"L’embryon, c’est le patron" ? Injustices reproductives dans l’idéologie des 1000 jours

le Lundi 20 Janvier 2025 à l’Ined de 11h30 à 12h30, en présentiel en salle Sauvy & en visioconférence via ZOOM

"L’embryon, c’est le patron" ? Injustices reproductives dans l’idéologie des 1000 jours

Intervenante : Julie Jarty (maîtresse de conférence en sociologie à l’université de Toulouse, correspondante égalité Certop-CNRS); discutante : Mathilde Cohen (professeure de droit à l’université du Connecticut, chercheuse invitée à l’IEA Paris 2024/2025)

Dans cette intervention, j’explorerai l’idéologie reproductive des « 1000 jours », qui postule justement que la santé des générations futures dépend des comportements de santé (notamment alimentaire) des corps gestants. S’appuyant sur l’épigénétique et la science des origines fœtales, cette idéologie anticipatrice stipule que les femmes enceintes sont responsables non seulement de la santé à venir de leurs fœtus, mais aussi de leur descendance, en raison de l’impact intergénérationnel des choix alimentaires et environnementaux. La santé fœtale justifie alors une surveillance médicale accrue de la grossesse, en ciblant des risques tels que l’obésité, les cancers ou les troubles neurodéveloppementaux.
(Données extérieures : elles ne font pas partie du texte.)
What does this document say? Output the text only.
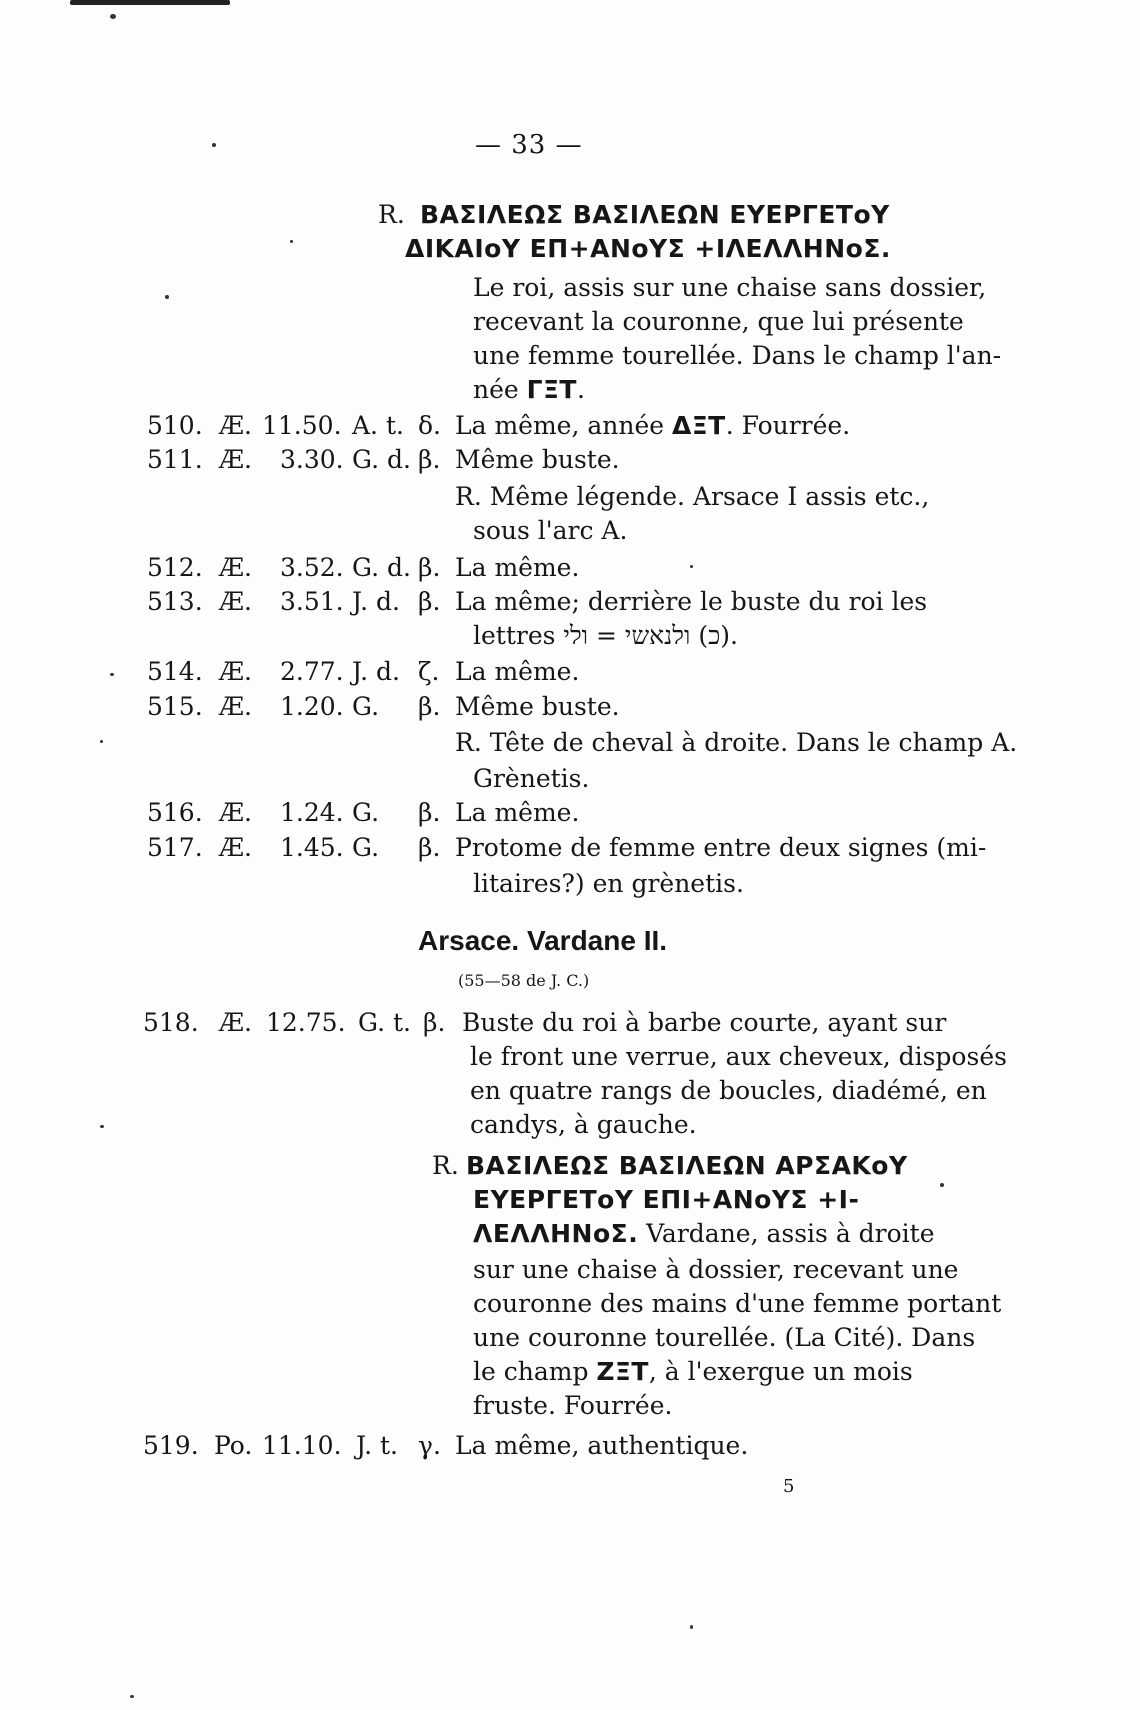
— 33 —
R. ΒΑΣΙΛΕΩΣ ΒΑΣΙΛΕΩΝ ΕΥΕΡΓΕΤοΥ
ΔΙΚΑΙοΥ ΕΠ+ΑΝοΥΣ +ΙΛΕΛΛΗΝοΣ.
Le roi, assis sur une chaise sans dossier,
recevant la couronne, que lui présente
une femme tourellée. Dans le champ l'an-
née ΓΞΤ.
510. Æ. 11.50. A. t. δ. La même, année ΔΞΤ. Fourrée.
511. Æ. 3.30. G. d. β. Même buste.
R. Même légende. Arsace I assis etc.,
sous l'arc A.
512. Æ. 3.52. G. d. β. La même.
513. Æ. 3.51. J. d. β. La même; derrière le buste du roi les
lettres כ) ולנאשי = ולי).
514. Æ. 2.77. J. d. ζ. La même.
515. Æ. 1.20. G. β. Même buste.
R. Tête de cheval à droite. Dans le champ A.
Grènetis.
516. Æ. 1.24. G. β. La même.
517. Æ. 1.45. G. β. Protome de femme entre deux signes (mi-
litaires?) en grènetis.
Arsace. Vardane II.
(55—58 de J. C.)
518. Æ. 12.75. G. t. β. Buste du roi à barbe courte, ayant sur
le front une verrue, aux cheveux, disposés
en quatre rangs de boucles, diadémé, en
candys, à gauche.
R. ΒΑΣΙΛΕΩΣ ΒΑΣΙΛΕΩΝ ΑΡΣΑΚοΥ
ΕΥΕΡΓΕΤοΥ ΕΠΙ+ΑΝοΥΣ +Ι-
ΛΕΛΛΗΝοΣ. Vardane, assis à droite
sur une chaise à dossier, recevant une
couronne des mains d'une femme portant
une couronne tourellée. (La Cité). Dans
le champ ΖΞΤ, à l'exergue un mois
fruste. Fourrée.
519. Po. 11.10. J. t. γ. La même, authentique.
5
J’examinerai plus précisément comment cette approche est appréhendée par des soignant·es intervenant dans la période prénatale, m’appuyant sur les résultats d’une enquête qualitative auprès d’une cinquantaine de périnatalistes (notamment des sage-femmes, gynécologues-obstétricien·nes, diététicien·nes et diabétologues) qui exercent dans des structures publiques et privées, en zones urbaines et rurales (« déserts médicaux »), auprès de publics diversifiés. Je montrerai en quoi cette nouvelle assise donnée à la surveillance scientifique des fœtus renforce en effet l’intrusion médicale mais aussi et surtout, la catégorisation sociale des patientes. Mal armé·es pour faire face aux injustices reproductives, les périnatalistes contribuent aussi parfois à les accentuer.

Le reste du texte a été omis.